By the 9th century, church bishops permitted brief chanted or sung insertions in services as a means of propagating the faith among the mostly-illiterate populace.

Theatrical Church Presentations

Presentations in Latin (the universal language of the church) increased in number and elaboration with large numbers of choristers and actors. Originally devised for and performed on special days of the church calendar, the ecclesiastical dramatizations evolved into productions too large for presentation within the church.

Monks and priests continued their performances for a time after moving the dramas out to the churchyards, but eventually found them too burdensome. From the start, only the church had the stability and resources for developing all aspects of the theatricals, but formation of merchant and craft guilds prompted change.

Merchant and Craft Guilds

Originally formed to protect their businesses and properties and to promote their goods and services, merchant and craft guilds prospered and many members became prominent in civic government.

Merchants seeking ways to protect their wagons, horses, and goods while travelling formed the first organizations as early as the 10th century. Crafters’ guilds, developed as artisans such as cobblers, carpenters, bakers, stonemasons, and painters engaged in their occupations and sought cooperation. The guilds maintained monopolies of their particular crafts and prevented outsiders from establishing businesses in their towns. They also attempted to guarantee standards and maintain fair prices.

Medieval Theatricals from Church to Guilds

The church relinquished control of the performances to the prospering guilds and burghers that had the necessary organizational skills. Removal from the church to outside locations and transfer of control from the clergy to the secular organizations occurred tentatively and gradually. The influential laymen who took control wished only to do as the priests and monks had done, though by 1350, all plays were performed in the vernacular.

Some guilds maintained a ‘pageant house’ for storage of properties, and had a pageant master to train the actors and to levy substantial fines on uncooperative members. Very often, several guilds worked together to produce plays that represented their crafts or businesses, e.g. carpenters or shipwrights (Noah’s Ark), stonemasons (The Ten Commandments.

Special Effects and Comedy in Sacred Plays

Delivered from decorated street-side scaffolds, in fields, or public squares, the popular plays became important features of all festivities. Wearing somewhat archaic costumes, actors backed by a chorus of angels and accompanying organ presented the Medieval Mysteries, Miracles, and Morality plays.

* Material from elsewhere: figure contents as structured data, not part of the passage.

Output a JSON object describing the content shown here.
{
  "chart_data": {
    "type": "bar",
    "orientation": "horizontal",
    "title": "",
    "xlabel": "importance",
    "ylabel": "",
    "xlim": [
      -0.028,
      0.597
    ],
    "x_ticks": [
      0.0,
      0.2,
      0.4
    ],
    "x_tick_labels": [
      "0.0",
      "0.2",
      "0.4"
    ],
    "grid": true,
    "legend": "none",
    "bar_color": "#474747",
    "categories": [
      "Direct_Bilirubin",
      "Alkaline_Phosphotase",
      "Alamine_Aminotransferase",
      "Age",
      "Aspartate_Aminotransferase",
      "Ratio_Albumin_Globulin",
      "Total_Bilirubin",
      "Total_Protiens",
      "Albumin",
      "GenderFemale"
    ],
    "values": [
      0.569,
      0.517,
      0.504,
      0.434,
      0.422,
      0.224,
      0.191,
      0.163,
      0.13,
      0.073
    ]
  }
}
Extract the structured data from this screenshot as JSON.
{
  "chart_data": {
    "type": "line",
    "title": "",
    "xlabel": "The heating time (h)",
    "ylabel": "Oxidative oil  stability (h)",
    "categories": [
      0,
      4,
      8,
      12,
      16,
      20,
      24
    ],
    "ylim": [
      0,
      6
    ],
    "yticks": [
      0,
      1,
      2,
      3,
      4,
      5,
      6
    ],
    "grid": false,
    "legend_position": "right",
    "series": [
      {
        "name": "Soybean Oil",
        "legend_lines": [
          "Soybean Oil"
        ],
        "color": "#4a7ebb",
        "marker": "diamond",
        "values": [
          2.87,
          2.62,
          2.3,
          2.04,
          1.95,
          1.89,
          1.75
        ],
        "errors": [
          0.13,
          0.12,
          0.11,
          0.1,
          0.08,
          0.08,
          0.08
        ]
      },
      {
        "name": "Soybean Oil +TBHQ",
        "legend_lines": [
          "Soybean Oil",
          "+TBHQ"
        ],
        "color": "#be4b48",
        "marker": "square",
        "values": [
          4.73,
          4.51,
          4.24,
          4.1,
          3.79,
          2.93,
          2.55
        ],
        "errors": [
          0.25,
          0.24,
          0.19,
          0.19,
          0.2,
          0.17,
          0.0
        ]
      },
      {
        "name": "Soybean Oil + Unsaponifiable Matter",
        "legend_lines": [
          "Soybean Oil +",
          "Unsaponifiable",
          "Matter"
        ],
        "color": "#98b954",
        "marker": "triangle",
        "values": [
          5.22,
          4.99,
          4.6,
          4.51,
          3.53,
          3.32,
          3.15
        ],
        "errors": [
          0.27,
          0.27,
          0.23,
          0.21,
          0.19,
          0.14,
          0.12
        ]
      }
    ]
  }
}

Scenic artists created remarkable special effects such as the mouth of an enormous fire-belching monster to delineate Hell. In presentations of Noah’s ark, members at Mons released a live dove that they retrieved with a string after the first flight, and then released for the second flight with no tether. They then lowered a model dove on a wire from behind a cut-out cloud (Heaven) with an olive branch in its beak. They released another live dove for the third flight.

Wandering minstrels or buffoonery actors were introduced to perform slapstick farces, possibly descendants of pieces neglected through the centuries of the dark ages. Over time, performers developed those humorous ‘interludes’ meant to relieve tedium of long-winded plays, into independent, fast-moving farces or folk plays.

Cycles Enacted by Various Guilds

Sacred play productions evolved from presentations of incidents related to Easter, Christmas, and other events found in Biblical text, to telling human history from Creation to the Last Judgment. District guilds presented incidents in proper sequence on pageant wagons that they moved from one set station to another where audiences waited.

As one wagon pulled out, another moved into position to present the next ‘chapter’ of the long story. Known as cycles, the presentations identified with the district in which they were presented. Most widely known today are those of Chester, York, Coventry, and Wakefield in England.

Medieval theatricals introduced in churches became important in the resurgence of performance arts as well as good advertisements for the guilds that produced them.